Space Photos of the Week: ESA's Gaia Tallies Up Our Milky Way

This brand-new image of our Milky Way was released this week by the European Space Agency’s Gaia project. In just this one long galactic strand, Gaia has counted 1.7 billion stars. Such findings make up the most accurate and comprehensive survey of our galaxy in astronomical history.

Does this photo make you dizzy? Saturn’s rings are known to bedazzle, and this image is no different. The particles that make up the rings have extreme variations in size: Some are as big as mountains, while others are smaller than a grain of sand. The Cassini spacecraft snapped this pic in 2009, which has been enhanced with red, green, and blue filters to reveal the natural color and variation in the rings.
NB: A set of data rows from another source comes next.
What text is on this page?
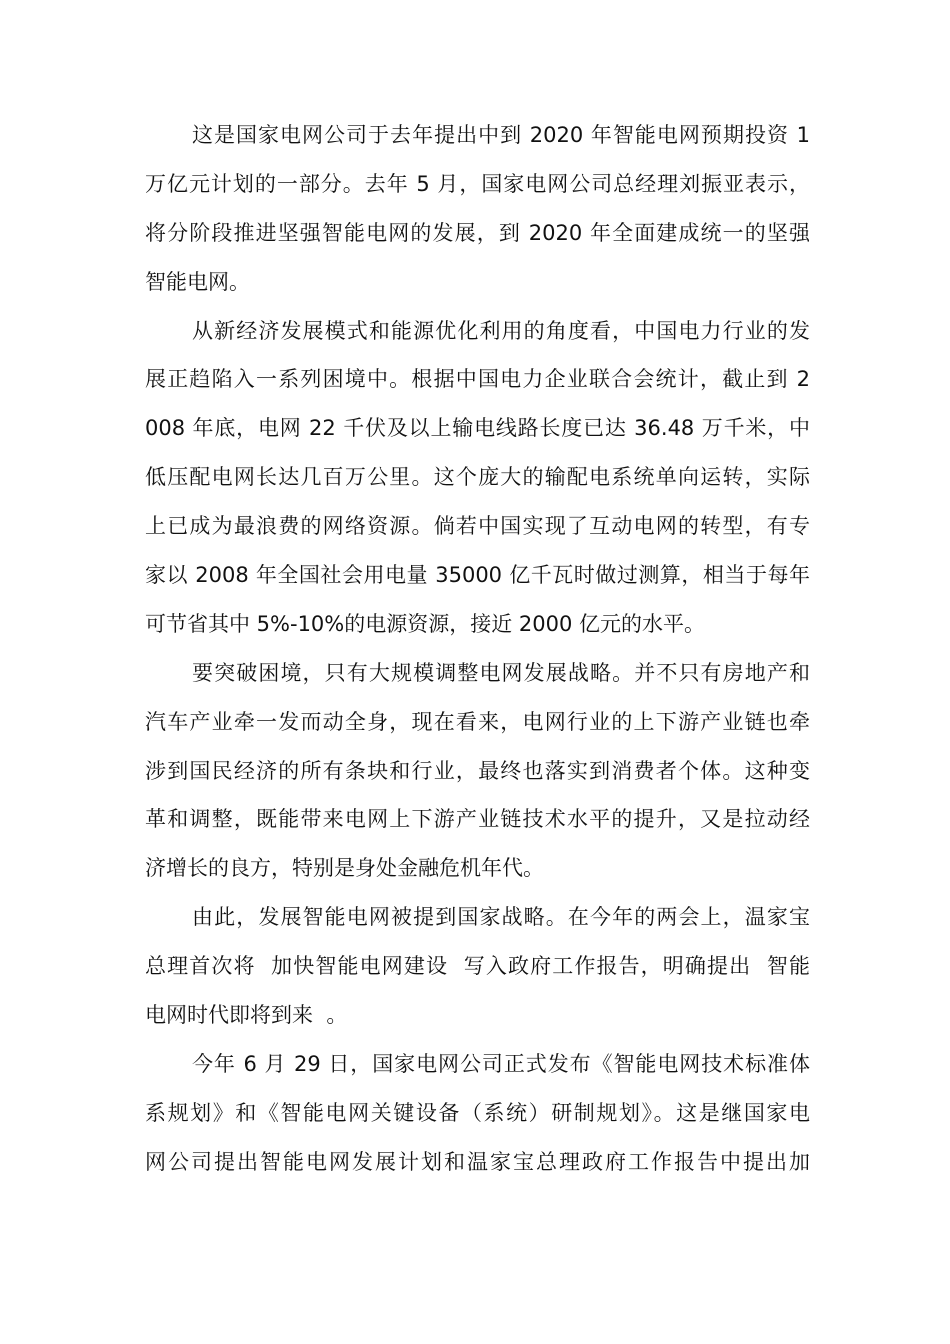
这是国家电网公司于去年提出中到 2020 年智能电网预期投资 1
万亿元计划的一部分。去年 5 月，国家电网公司总经理刘振亚表示，
将分阶段推进坚强智能电网的发展，到 2020 年全面建成统一的坚强
智能电网。
从新经济发展模式和能源优化利用的角度看，中国电力行业的发
展正趋陷入一系列困境中。根据中国电力企业联合会统计，截止到 2
008 年底，电网 22 千伏及以上输电线路长度已达 36.48 万千米，中
低压配电网长达几百万公里。这个庞大的输配电系统单向运转，实际
上已成为最浪费的网络资源。倘若中国实现了互动电网的转型，有专
家以 2008 年全国社会用电量 35000 亿千瓦时做过测算，相当于每年
可节省其中 5%-10%的电源资源，接近 2000 亿元的水平。
要突破困境，只有大规模调整电网发展战略。并不只有房地产和
汽车产业牵一发而动全身，现在看来，电网行业的上下游产业链也牵
涉到国民经济的所有条块和行业，最终也落实到消费者个体。这种变
革和调整，既能带来电网上下游产业链技术水平的提升，又是拉动经
济增长的良方，特别是身处金融危机年代。
由此，发展智能电网被提到国家战略。在今年的两会上，温家宝
总理首次将  加快智能电网建设  写入政府工作报告，明确提出  智能
电网时代即将到来  。
今年 6 月 29 日，国家电网公司正式发布《智能电网技术标准体
系规划》和《智能电网关键设备（系统）研制规划》。这是继国家电
网公司提出智能电网发展计划和温家宝总理政府工作报告中提出加
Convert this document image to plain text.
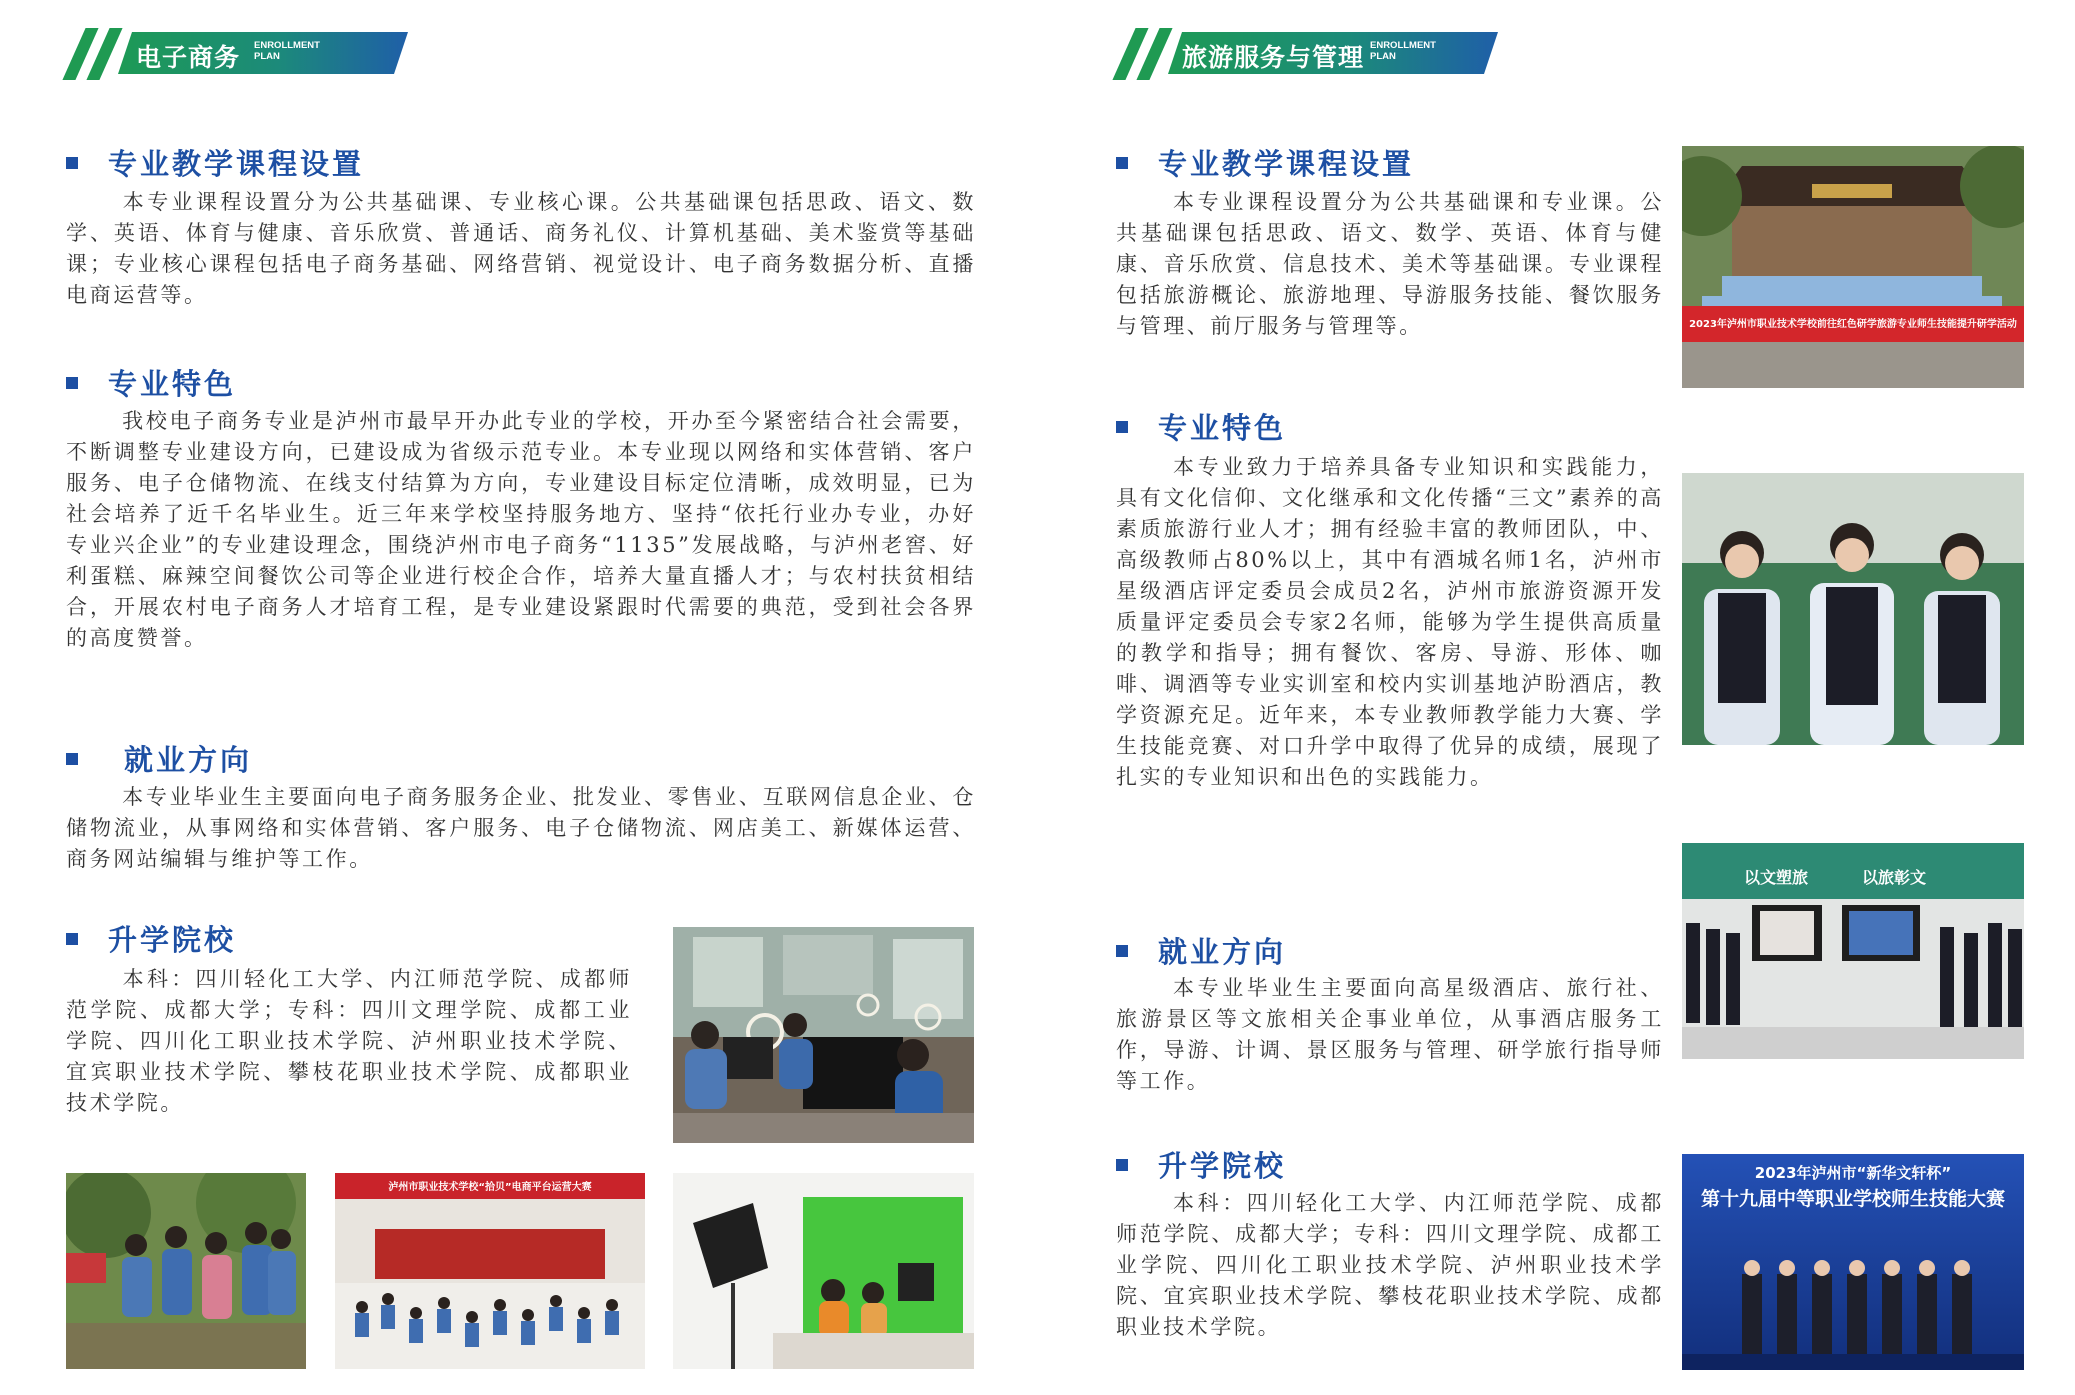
电子商务 ENROLLMENT
PLAN
专业教学课程设置

本专业课程设置分为公共基础课、专业核心课。公共基础课包括思政、语文、数学、英语、体育与健康、音乐欣赏、普通话、商务礼仪、计算机基础、美术鉴赏等基础课；专业核心课程包括电子商务基础、网络营销、视觉设计、电子商务数据分析、直播电商运营等。

专业特色

我校电子商务专业是泸州市最早开办此专业的学校，开办至今紧密结合社会需要，不断调整专业建设方向，已建设成为省级示范专业。本专业现以网络和实体营销、客户服务、电子仓储物流、在线支付结算为方向，专业建设目标定位清晰，成效明显，已为社会培养了近千名毕业生。近三年来学校坚持服务地方、坚持“依托行业办专业，办好专业兴企业”的专业建设理念，围绕泸州市电子商务“1135”发展战略，与泸州老窖、好利蛋糕、麻辣空间餐饮公司等企业进行校企合作，培养大量直播人才；与农村扶贫相结合，开展农村电子商务人才培育工程，是专业建设紧跟时代需要的典范，受到社会各界的高度赞誉。

就业方向

本专业毕业生主要面向电子商务服务企业、批发业、零售业、互联网信息企业、仓储物流业，从事网络和实体营销、客户服务、电子仓储物流、网店美工、新媒体运营、商务网站编辑与维护等工作。

升学院校

本科：四川轻化工大学、内江师范学院、成都师范学院、成都大学；专科：四川文理学院、成都工业学院、四川化工职业技术学院、泸州职业技术学院、宜宾职业技术学院、攀枝花职业技术学院、成都职业技术学院。

泸州市职业技术学校“拾贝”电商平台运营大赛
旅游服务与管理 ENROLLMENT
PLAN
专业教学课程设置

本专业课程设置分为公共基础课和专业课。公共基础课包括思政、语文、数学、英语、体育与健康、音乐欣赏、信息技术、美术等基础课。专业课程包括旅游概论、旅游地理、导游服务技能、餐饮服务与管理、前厅服务与管理等。

专业特色

本专业致力于培养具备专业知识和实践能力，具有文化信仰、文化继承和文化传播“三文”素养的高素质旅游行业人才；拥有经验丰富的教师团队，中、高级教师占80%以上，其中有酒城名师1名，泸州市星级酒店评定委员会成员2名，泸州市旅游资源开发质量评定委员会专家2名师，能够为学生提供高质量的教学和指导；拥有餐饮、客房、导游、形体、咖啡、调酒等专业实训室和校内实训基地泸盼酒店，教学资源充足。近年来，本专业教师教学能力大赛、学生技能竞赛、对口升学中取得了优异的成绩，展现了扎实的专业知识和出色的实践能力。

就业方向

本专业毕业生主要面向高星级酒店、旅行社、旅游景区等文旅相关企事业单位，从事酒店服务工作，导游、计调、景区服务与管理、研学旅行指导师等工作。

升学院校

本科：四川轻化工大学、内江师范学院、成都师范学院、成都大学；专科：四川文理学院、成都工业学院、四川化工职业技术学院、泸州职业技术学院、宜宾职业技术学院、攀枝花职业技术学院、成都职业技术学院。

2023年泸州市职业技术学校前往红色研学旅游专业师生技能提升研学活动
以文塑旅	以旅彰文
2023年泸州市“新华文轩杯”
第十九届中等职业学校师生技能大赛
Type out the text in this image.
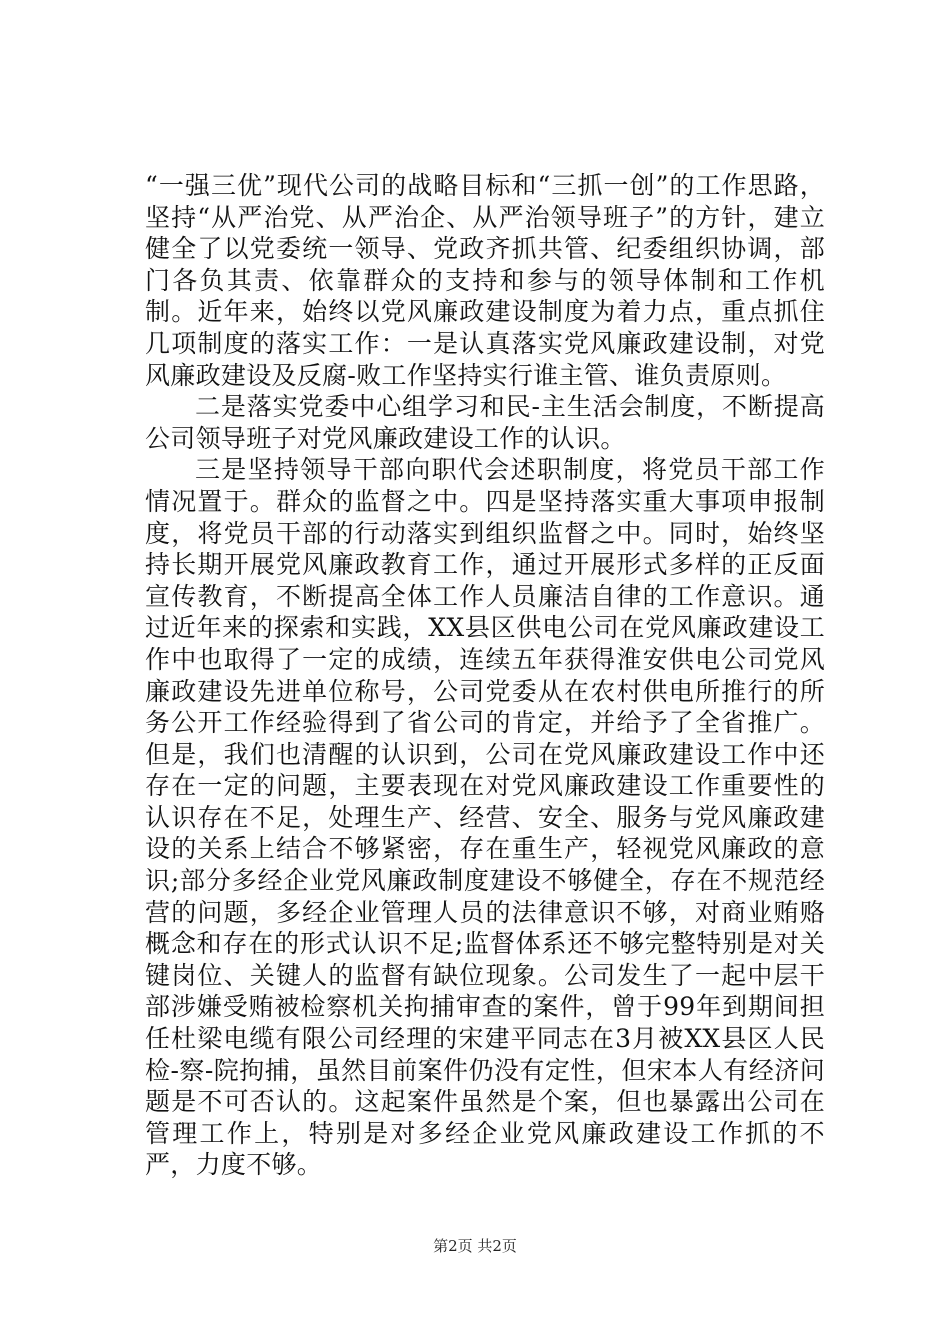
“一强三优”现代公司的战略目标和“三抓一创”的工作思路，坚持“从严治党、从严治企、从严治领导班子”的方针，建立健全了以党委统一领导、党政齐抓共管、纪委组织协调，部门各负其责、依靠群众的支持和参与的领导体制和工作机制。近年来，始终以党风廉政建设制度为着力点，重点抓住几项制度的落实工作：一是认真落实党风廉政建设制，对党风廉政建设及反腐-败工作坚持实行谁主管、谁负责原则。

二是落实党委中心组学习和民-主生活会制度，不断提高公司领导班子对党风廉政建设工作的认识。

三是坚持领导干部向职代会述职制度，将党员干部工作情况置于。群众的监督之中。四是坚持落实重大事项申报制度，将党员干部的行动落实到组织监督之中。同时，始终坚持长期开展党风廉政教育工作，通过开展形式多样的正反面宣传教育，不断提高全体工作人员廉洁自律的工作意识。通过近年来的探索和实践，XX县区供电公司在党风廉政建设工作中也取得了一定的成绩，连续五年获得淮安供电公司党风廉政建设先进单位称号，公司党委从在农村供电所推行的所务公开工作经验得到了省公司的肯定，并给予了全省推广。但是，我们也清醒的认识到，公司在党风廉政建设工作中还存在一定的问题，主要表现在对党风廉政建设工作重要性的认识存在不足，处理生产、经营、安全、服务与党风廉政建设的关系上结合不够紧密，存在重生产，轻视党风廉政的意识;部分多经企业党风廉政制度建设不够健全，存在不规范经营的问题，多经企业管理人员的法律意识不够，对商业贿赂概念和存在的形式认识不足;监督体系还不够完整特别是对关键岗位、关键人的监督有缺位现象。公司发生了一起中层干部涉嫌受贿被检察机关拘捕审查的案件，曾于99年到期间担任杜梁电缆有限公司经理的宋建平同志在3月被XX县区人民检-察-院拘捕，虽然目前案件仍没有定性，但宋本人有经济问题是不可否认的。这起案件虽然是个案，但也暴露出公司在管理工作上，特别是对多经企业党风廉政建设工作抓的不严，力度不够。

第2页 共2页
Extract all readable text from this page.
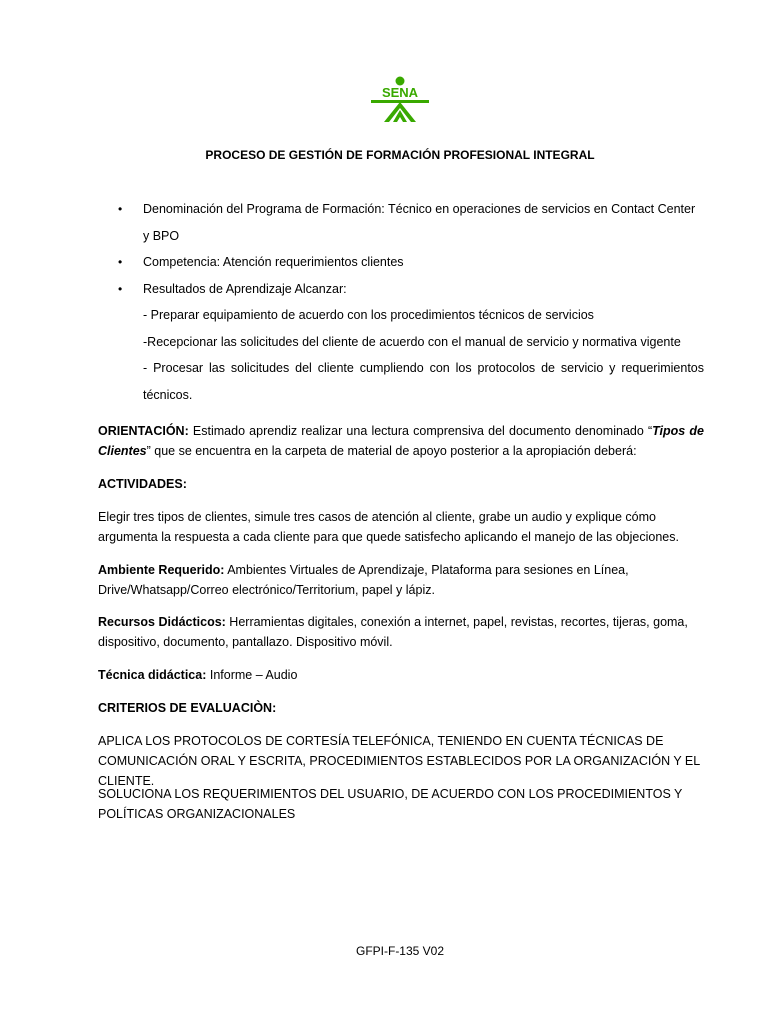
SENA
PROCESO DE GESTIÓN DE FORMACIÓN PROFESIONAL INTEGRAL
• Denominación del Programa de Formación: Técnico en operaciones de servicios en Contact Center y BPO
• Competencia: Atención requerimientos clientes
• Resultados de Aprendizaje Alcanzar:
- Preparar equipamiento de acuerdo con los procedimientos técnicos de servicios
-Recepcionar las solicitudes del cliente de acuerdo con el manual de servicio y normativa vigente
- Procesar las solicitudes del cliente cumpliendo con los protocolos de servicio y requerimientos técnicos.

ORIENTACIÓN: Estimado aprendiz realizar una lectura comprensiva del documento denominado “Tipos de Clientes” que se encuentra en la carpeta de material de apoyo posterior a la apropiación deberá:

ACTIVIDADES:

Elegir tres tipos de clientes, simule tres casos de atención al cliente, grabe un audio y explique cómo argumenta la respuesta a cada cliente para que quede satisfecho aplicando el manejo de las objeciones.

Ambiente Requerido: Ambientes Virtuales de Aprendizaje, Plataforma para sesiones en Línea, Drive/Whatsapp/Correo electrónico/Territorium, papel y lápiz.

Recursos Didácticos: Herramientas digitales, conexión a internet, papel, revistas, recortes, tijeras, goma, dispositivo, documento, pantallazo. Dispositivo móvil.

Técnica didáctica: Informe – Audio

CRITERIOS DE EVALUACIÒN:

APLICA LOS PROTOCOLOS DE CORTESÍA TELEFÓNICA, TENIENDO EN CUENTA TÉCNICAS DE COMUNICACIÓN ORAL Y ESCRITA, PROCEDIMIENTOS ESTABLECIDOS POR LA ORGANIZACIÓN Y EL CLIENTE.

SOLUCIONA LOS REQUERIMIENTOS DEL USUARIO, DE ACUERDO CON LOS PROCEDIMIENTOS Y POLÍTICAS ORGANIZACIONALES

GFPI-F-135 V02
Poor Uranus is the butt of every planetary pun out there, and the latest news doesn’t lag behind either. New studies show that this cool and distant planet smells like sulphur. Fart jokes aside, confirmation of the presence of this chemical in the atmosphere tells scientists a lot about the birth and growth of Uranus. (You should grow up, too.)

Humans have only been to Mars in sci-fi books and movies for good reason—getting anywhere in space is a logistical and engineering challenge. But scientists really want to study Mars well before humans ever set foot there, so a new project in the works at NASA and the European Space Agency is looking at how we might get a sample of Martian soil back to Earth. It would require one feat that has never been attempted: launching a rocket from Mars.

Last week this “tiny” section of the Sun erupted in arches of highly charged particles—loops shaped by the solar magnetic field. For a sense of scale, NASA added an image of Earth, and given the size of these active bursts, we’re lucky to have 93 million miles between us.

This is not the kind of aurora photo you’re used to: In the bottom of the frame, synaptic connections of lights illuminate North American cities, while the cloudy section at the top is the aurora itself. Seeing it in black and white shows off textures we might not otherwise see when the aurora is in true color. This photo was taken by the Visible Infrared Imaging Radiometer Suite, an infrared instrument aboard a satellite cruising over the continent.